The headquarters of the Bank of Japan in central Tokyo, March 19, 2024 (AFP/Richard A. Brooks)

In fact, this controversial tool because it is a source of bond market distortions had already been practically abandoned since last year, the BoJ having made it more and more flexible.

The BoJ, however, intends to continue its purchases of Japanese public bonds (JGB) “in approximately the same proportions as before” so as to continue to be able to react effectively in the event of a “rapid rise” in long-term yields, a- she clarified.

Its purchases of JGB currently represent around 6,000 billion yen per month (nearly 37 billion euros).

On the other hand, the institution will stop its purchase programs for other financial assets: exchange-traded funds (ETFs), Japanese real estate mutual funds (J-REITs), and “gradually reduce” its purchases of securities. corporate debts to put an end to it “within about a year”.

– The Tokyo Stock Exchange reassured, the yen weakens –

The BoJ’s monetary shift, negotiated gently, did not surprise the financial markets, especially since the preliminary results last Friday of the annual wage negotiations in Japan, which resulted in a record increase in wages in the country since 1991.

These results “were an important factor” to begin the normalization of monetary policy, Mr. Ueda admitted on Tuesday.

It was the central piece of the puzzle that the BoJ was waiting for to start acting seriously, almost two years after the start of a cycle of drastic tightening of credit conditions in the United States and Europe under the effect of a strong inflationary surge.

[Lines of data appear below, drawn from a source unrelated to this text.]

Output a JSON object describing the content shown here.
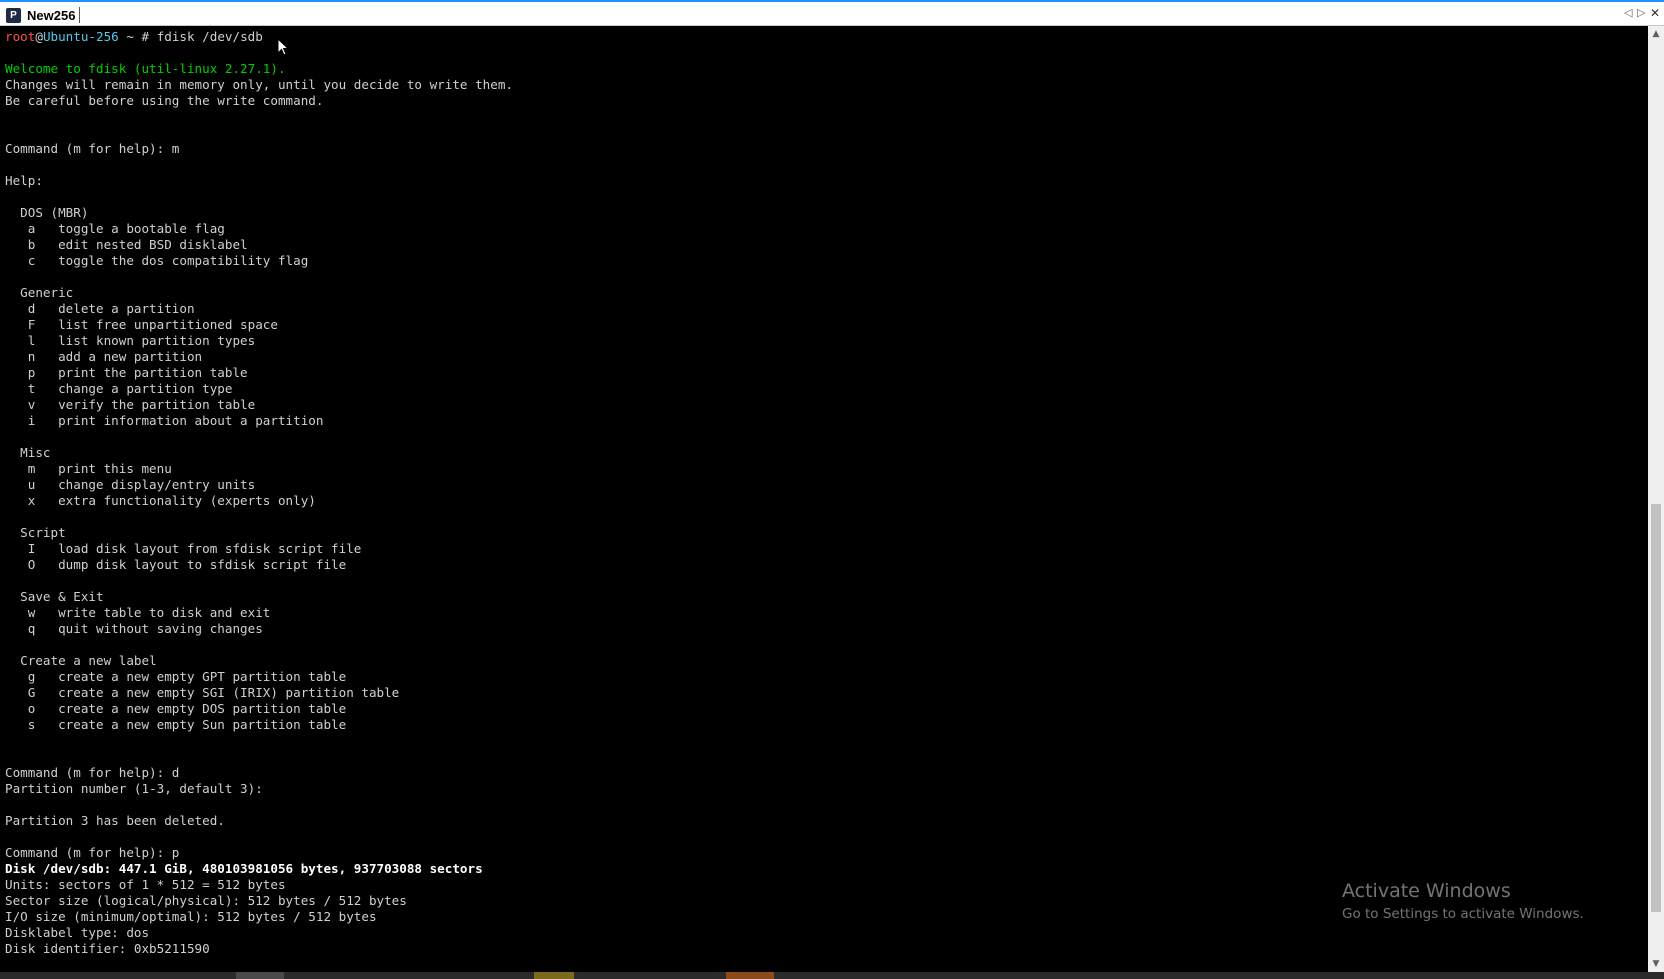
{
  "window": {
    "tab_title": "New256",
    "tab_icon_glyph": "P",
    "controls": [
      "◁",
      "▷",
      "✕"
    ]
  },
  "colors": {
    "prompt_user": "#ff5050",
    "prompt_host": "#55c8e8",
    "welcome": "#00d000",
    "text": "#d0d0d0",
    "bold_text": "#ffffff",
    "tab_accent": "#1e90ff"
  },
  "prompt": {
    "user": "root",
    "at": "@",
    "host": "Ubuntu-256",
    "rest": " ~ # ",
    "command": "fdisk /dev/sdb"
  },
  "terminal_lines": [
    {
      "text": "",
      "style": "normal"
    },
    {
      "text": "Welcome to fdisk (util-linux 2.27.1).",
      "style": "welcome"
    },
    {
      "text": "Changes will remain in memory only, until you decide to write them.",
      "style": "normal"
    },
    {
      "text": "Be careful before using the write command.",
      "style": "normal"
    },
    {
      "text": "",
      "style": "normal"
    },
    {
      "text": "",
      "style": "normal"
    },
    {
      "text": "Command (m for help): m",
      "style": "normal"
    },
    {
      "text": "",
      "style": "normal"
    },
    {
      "text": "Help:",
      "style": "normal"
    },
    {
      "text": "",
      "style": "normal"
    },
    {
      "text": "  DOS (MBR)",
      "style": "normal"
    },
    {
      "text": "   a   toggle a bootable flag",
      "style": "normal"
    },
    {
      "text": "   b   edit nested BSD disklabel",
      "style": "normal"
    },
    {
      "text": "   c   toggle the dos compatibility flag",
      "style": "normal"
    },
    {
      "text": "",
      "style": "normal"
    },
    {
      "text": "  Generic",
      "style": "normal"
    },
    {
      "text": "   d   delete a partition",
      "style": "normal"
    },
    {
      "text": "   F   list free unpartitioned space",
      "style": "normal"
    },
    {
      "text": "   l   list known partition types",
      "style": "normal"
    },
    {
      "text": "   n   add a new partition",
      "style": "normal"
    },
    {
      "text": "   p   print the partition table",
      "style": "normal"
    },
    {
      "text": "   t   change a partition type",
      "style": "normal"
    },
    {
      "text": "   v   verify the partition table",
      "style": "normal"
    },
    {
      "text": "   i   print information about a partition",
      "style": "normal"
    },
    {
      "text": "",
      "style": "normal"
    },
    {
      "text": "  Misc",
      "style": "normal"
    },
    {
      "text": "   m   print this menu",
      "style": "normal"
    },
    {
      "text": "   u   change display/entry units",
      "style": "normal"
    },
    {
      "text": "   x   extra functionality (experts only)",
      "style": "normal"
    },
    {
      "text": "",
      "style": "normal"
    },
    {
      "text": "  Script",
      "style": "normal"
    },
    {
      "text": "   I   load disk layout from sfdisk script file",
      "style": "normal"
    },
    {
      "text": "   O   dump disk layout to sfdisk script file",
      "style": "normal"
    },
    {
      "text": "",
      "style": "normal"
    },
    {
      "text": "  Save & Exit",
      "style": "normal"
    },
    {
      "text": "   w   write table to disk and exit",
      "style": "normal"
    },
    {
      "text": "   q   quit without saving changes",
      "style": "normal"
    },
    {
      "text": "",
      "style": "normal"
    },
    {
      "text": "  Create a new label",
      "style": "normal"
    },
    {
      "text": "   g   create a new empty GPT partition table",
      "style": "normal"
    },
    {
      "text": "   G   create a new empty SGI (IRIX) partition table",
      "style": "normal"
    },
    {
      "text": "   o   create a new empty DOS partition table",
      "style": "normal"
    },
    {
      "text": "   s   create a new empty Sun partition table",
      "style": "normal"
    },
    {
      "text": "",
      "style": "normal"
    },
    {
      "text": "",
      "style": "normal"
    },
    {
      "text": "Command (m for help): d",
      "style": "normal"
    },
    {
      "text": "Partition number (1-3, default 3):",
      "style": "normal"
    },
    {
      "text": "",
      "style": "normal"
    },
    {
      "text": "Partition 3 has been deleted.",
      "style": "normal"
    },
    {
      "text": "",
      "style": "normal"
    },
    {
      "text": "Command (m for help): p",
      "style": "normal"
    },
    {
      "text": "Disk /dev/sdb: 447.1 GiB, 480103981056 bytes, 937703088 sectors",
      "style": "bold"
    },
    {
      "text": "Units: sectors of 1 * 512 = 512 bytes",
      "style": "normal"
    },
    {
      "text": "Sector size (logical/physical): 512 bytes / 512 bytes",
      "style": "normal"
    },
    {
      "text": "I/O size (minimum/optimal): 512 bytes / 512 bytes",
      "style": "normal"
    },
    {
      "text": "Disklabel type: dos",
      "style": "normal"
    },
    {
      "text": "Disk identifier: 0xb5211590",
      "style": "normal"
    }
  ],
  "scrollbar": {
    "up_arrow": "▲",
    "down_arrow": "▼"
  },
  "watermark": {
    "title": "Activate Windows",
    "subtitle": "Go to Settings to activate Windows."
  },
  "taskbar": {
    "colors": [
      "#4a4a4a",
      "#7a6a1a",
      "#8a4a1a"
    ]
  }
}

Inflation has also awakened in Japan since 2022 with the surge in energy prices in the wake of the start of the Russian invasion of Ukraine, and the BoJ’s 2% target has been exceeded.

But domestic demand and economic growth are still weak in Japan, making it difficult to maintain inflation at this level over time.

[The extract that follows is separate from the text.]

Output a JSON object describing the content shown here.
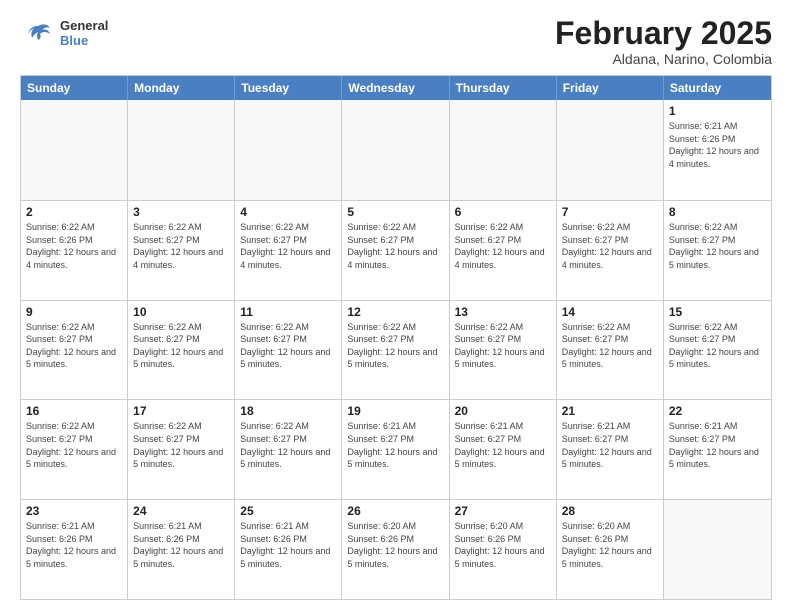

Satisfied with the BoJ’s accommodating tone and its unsurprising announcements, the flagship Nikkei index of the Tokyo Stock Exchange erased its initial losses to close up (+0.66%).

As for the yen, it fell significantly against the dollar, which was worth 150.40 yen after 08:30 GMT, a two-week low for the Japanese currency, compared to around 149.3 yen per dollar before the BoJ announcements.

By opening the door to better returns on bank deposits and investments in Japan, the BoJ’s positive key rate could ultimately improve the purchasing power of households and the country’s economic growth, enough to encourage the Tokyo Stock Exchange to continue to move forward, commented Charu Chanana, strategist at Saxo Capital Markets.